The design of good heuristics or approximation algorithms for NP-hard combinatorial optimization problems often requires significant specialized knowledge and trial-and-error. Can we automate this challenging, tedious process, and learn the algorithms instead? In many real-world applications, it is typically the case that the same optimization problem is solved again and again on a regular basis, maintaining the same problem structure but differing in the data. This provides an opportunity for learning heuristic algorithms that exploit the structure of such recurring problems.

In this presentation, we will explore a set of recent approaches that combine deep neural networks with either supervised or reinforcement learning, with the aim of either predicting solutions or learning policies that construct solutions. A common theme arising from this research thread is that families of graph optimization instances often share structural similarities that can be discovered with machine learning, and eventually leveraged to obtain powerful specialized heuristics.

What is classification, regression, ranking, clustering, pattern mining, feature selection and probabilistic modeling?

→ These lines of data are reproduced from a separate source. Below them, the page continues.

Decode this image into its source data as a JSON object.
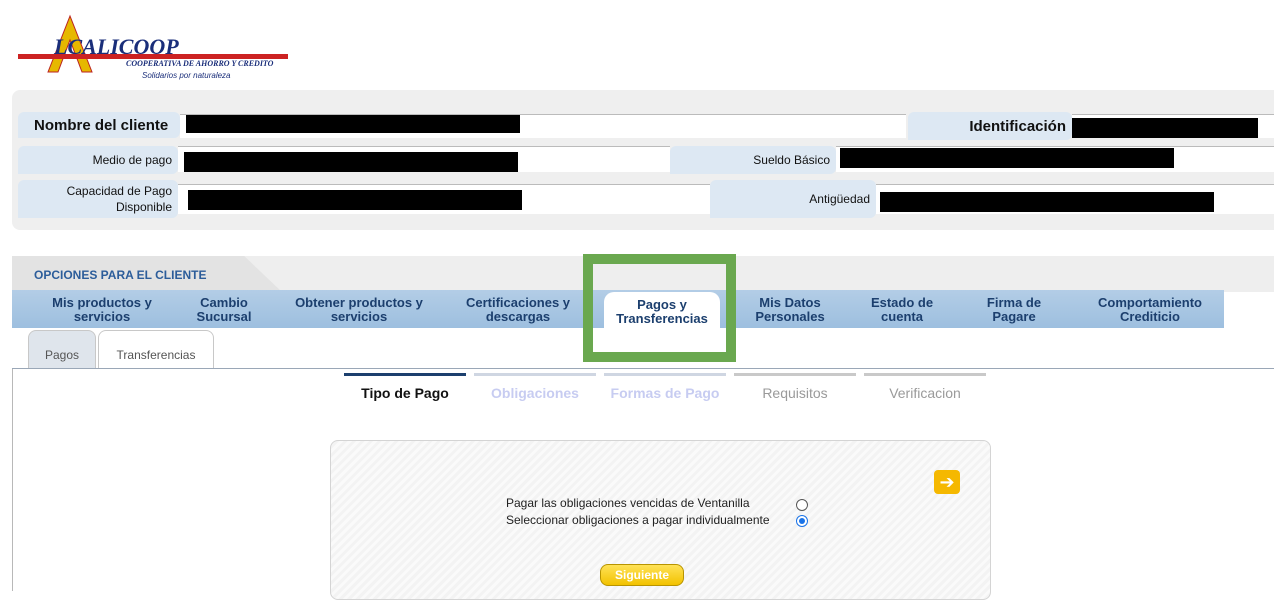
{
  "logo": {
    "brand_a": "A",
    "brand_name": "LCALICOOP",
    "tagline": "COOPERATIVA DE AHORRO Y CREDITO",
    "slogan": "Solidarios por naturaleza"
  },
  "client_info": {
    "name_label": "Nombre del cliente",
    "id_label": "Identificación",
    "payment_method_label": "Medio de pago",
    "salary_label": "Sueldo Básico",
    "capacity_label_1": "Capacidad de Pago",
    "capacity_label_2": "Disponible",
    "seniority_label": "Antigüedad"
  },
  "options_tab": "OPCIONES PARA EL CLIENTE",
  "nav": [
    {
      "l1": "Mis productos y",
      "l2": "servicios"
    },
    {
      "l1": "Cambio",
      "l2": "Sucursal"
    },
    {
      "l1": "Obtener productos y",
      "l2": "servicios"
    },
    {
      "l1": "Certificaciones y",
      "l2": "descargas"
    },
    {
      "l1": "Pagos y",
      "l2": "Transferencias"
    },
    {
      "l1": "Mis Datos",
      "l2": "Personales"
    },
    {
      "l1": "Estado de",
      "l2": "cuenta"
    },
    {
      "l1": "Firma de",
      "l2": "Pagare"
    },
    {
      "l1": "Comportamiento",
      "l2": "Crediticio"
    }
  ],
  "subtabs": [
    "Pagos",
    "Transferencias"
  ],
  "steps": [
    "Tipo de Pago",
    "Obligaciones",
    "Formas de Pago",
    "Requisitos",
    "Verificacion"
  ],
  "form": {
    "option_1": "Pagar las obligaciones vencidas de Ventanilla",
    "option_2": "Seleccionar obligaciones a pagar individualmente",
    "selected_option": 2,
    "arrow": "➔",
    "next_button": "Siguiente"
  },
  "colors": {
    "nav_bar": "#a8c6e3",
    "highlight": "#6aa84f",
    "button": "#f5c400",
    "step_active": "#1c3f6e"
  }
}
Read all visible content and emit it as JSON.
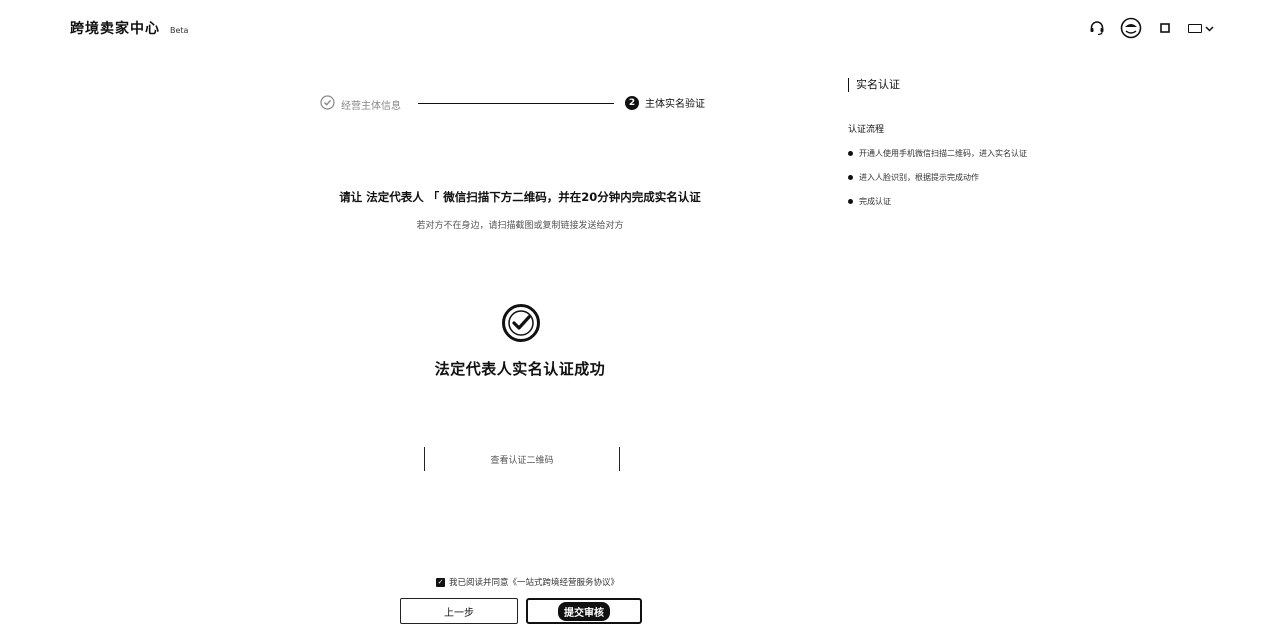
{
  "header": {
    "brand_title": "跨境卖家中心",
    "brand_badge": "Beta",
    "icons": [
      "headset-icon",
      "avatar-icon",
      "square-icon"
    ],
    "language_label": "二"
  },
  "steps": [
    {
      "label": "经营主体信息",
      "status": "done"
    },
    {
      "number": "2",
      "label": "主体实名验证",
      "status": "current"
    }
  ],
  "instruction": {
    "main": "请让 法定代表人 「      微信扫描下方二维码，并在20分钟内完成实名认证",
    "sub": "若对方不在身边，请扫描截图或复制链接发送给对方"
  },
  "success": {
    "text": "法定代表人实名认证成功"
  },
  "view_box": {
    "label": "查看认证二维码"
  },
  "agreement": {
    "checked": true,
    "text": "我已阅读并同意《一站式跨境经营服务协议》"
  },
  "buttons": {
    "prev_label": "上一步",
    "submit_label": "提交审核"
  },
  "side_panel": {
    "title": "实名认证",
    "subtitle": "认证流程",
    "items": [
      "开通人使用手机微信扫描二维码，进入实名认证",
      "进入人脸识别，根据提示完成动作",
      "完成认证"
    ]
  },
  "colors": {
    "primary": "#111111",
    "background": "#ffffff",
    "muted": "#888888"
  }
}
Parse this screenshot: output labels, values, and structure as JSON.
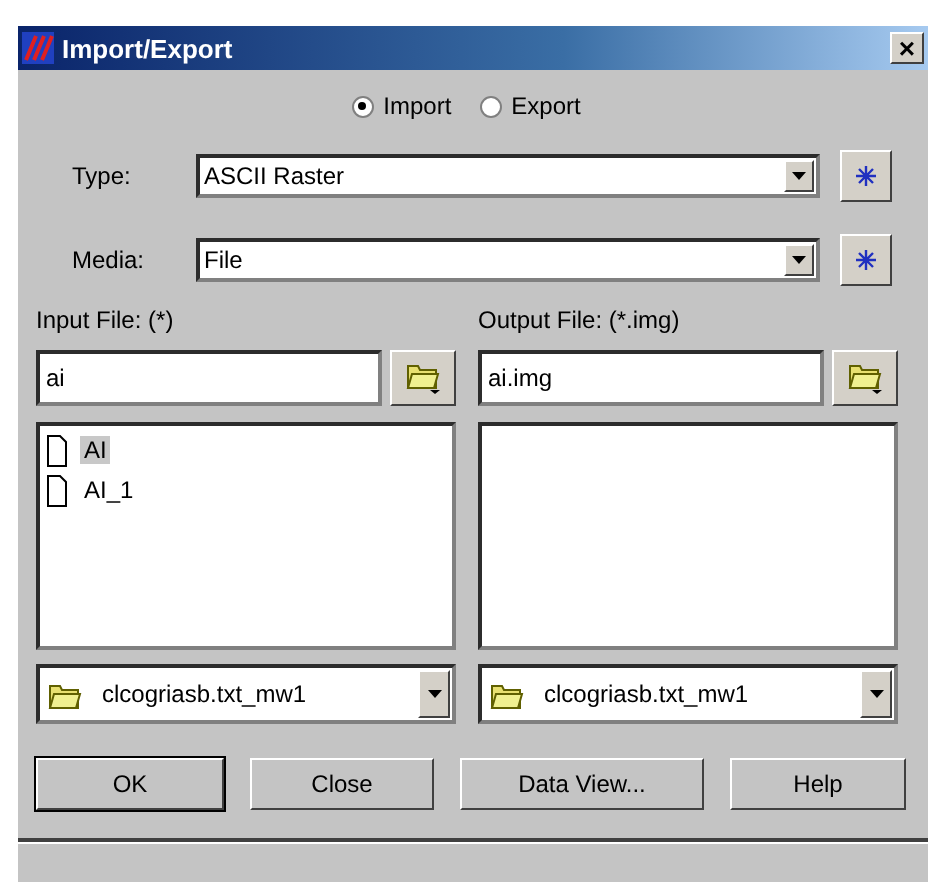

Which important variations of these problems have been studied in the literature? Which algorithms are most popular? These are the questions that this presentation intends to answer. It will provide an introduction to the main problems studied in machine learning and data mining. The specific approach that we will take is that we will treat data mining and machine learning problems as constraint satisfaction and optimization problems. This allows us to focus on the differences between the different problem settings and allows us to avoid discussing too much algorithmic detail. The presentation should give a solid basis in machine learning and data mining for the later presentations in the master class.

Over the past number of years there has been a significant growth in interest in the fields of data analytics and data science in the context of operations research and constraint programming. We now often find ourselves incorporating techniques from machine learning and data mining into our optimisation tool-chains. On the other hand, viewing data science tasks through the lens of optimisation and constraint programming can create interesting opportunities to develop interesting new techniques and applications. In this class we will review some of the recent applications that sit at the intersection of data science and optimisation.

Objective assessment of algorithm performance is notoriously difficult, with conclusions often inadvertently biased towards the chosen test instances. Rather than reporting average performance of algorithms across a set of chosen instances, we discuss a new methodology to enable the strengths and weaknesses of different algorithms to be compared across a broader generalised instance space. Initially developed for combinatorial optimisation, the methodology has recently been extended for machine learning classification, and to ask whether the UCI repository and OpenML are sufficient as benchmark test suites. Results will be presented to demonstrate: (i) how pockets of the instance space can be found where algorithm performance varies significantly from the average performance of an algorithm; (ii) how the properties of the instances can be used to predict algorithm performance on previously unseen instances with high accuracy; (iii) how the relative strengths and weaknesses of each algorithm can be visualized and measured objectively; and (iv) how new test instances can be generated to fill the instance space and offer greater insights into algorithmic power.